Mehta’s next performance

Mehta has stated that he is stepping down as chairman of the Instacart board of directors to pursue a new mission. Sunrise, a platform for streamlining the process of getting prescription weight loss drugs like Ozempic that received a $30 million investment led by Thrive Capital in 2022, appeared to be that new mission for a time. Mehta founded the company in late 2022 with his friend Tejasvi “Tej” Singh, who was living in Mehta’s $6 million Marin County home at the time and had previously worked with disgraced FTX Founder Sam Bankman-Fried on a failed NFT project, according to legal filings.

Sunrise is now embroiled in a lawsuit filed by competitor NextMed, who claims that Sunrise is a forgery built with stolen trade secrets. The lawsuit provided an unusual glimpse into the inner workings of a Silicon Valley startup.

It claims that Singh falsely claimed to be working for a venture capital fund conducting due diligence on NextMed, while Mehta claimed to be interested in forming a separate company with the company’s CEO in order to gain access to NextMed’s proprietary information, such as its Stripe account, customer data, and go-to-market strategy. “Mehta saw an opportunity to cheat his way to the top of a flourishing industry,” according to the lawsuit.

In a sworn affidavit, Mehta denies stealing any trade secrets and says he has severed ties with Singh.
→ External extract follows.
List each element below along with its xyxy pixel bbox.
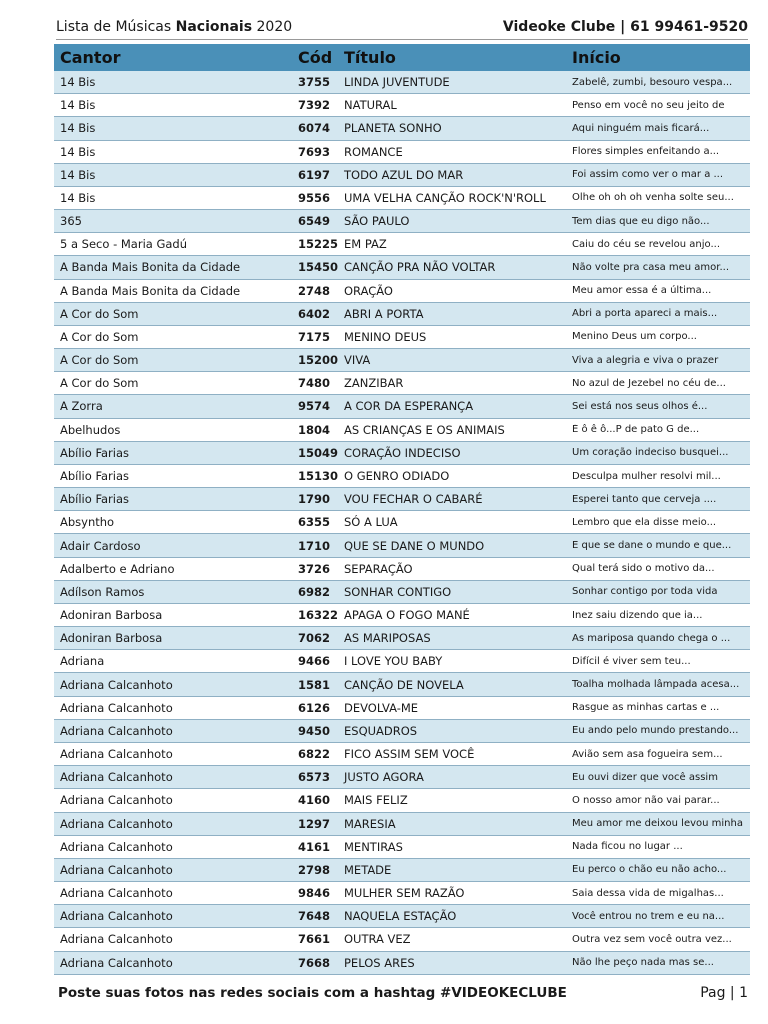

However, in court filings, NextMed presented evidence demonstrating striking similarities between the two companies’ websites and advertisements, including code that appeared to be lifted directly from NextMed’s website.

The lawsuit was settled in February 2023 on unspecified terms, and both websites remain operational. However, Mehta has been noticeably less vocal about his new project in recent months, and it is unclear what his future involvement in the company will be.

So, on what should have been a day of unqualified success for one of Silicon Valley’s most prominent founders, he finds himself estranged from the company he spent a decade building, with a pocket full of cash and a fledgling startup that’s already been the subject of litigation. It’s difficult to predict Apoorva Mehta’s second act.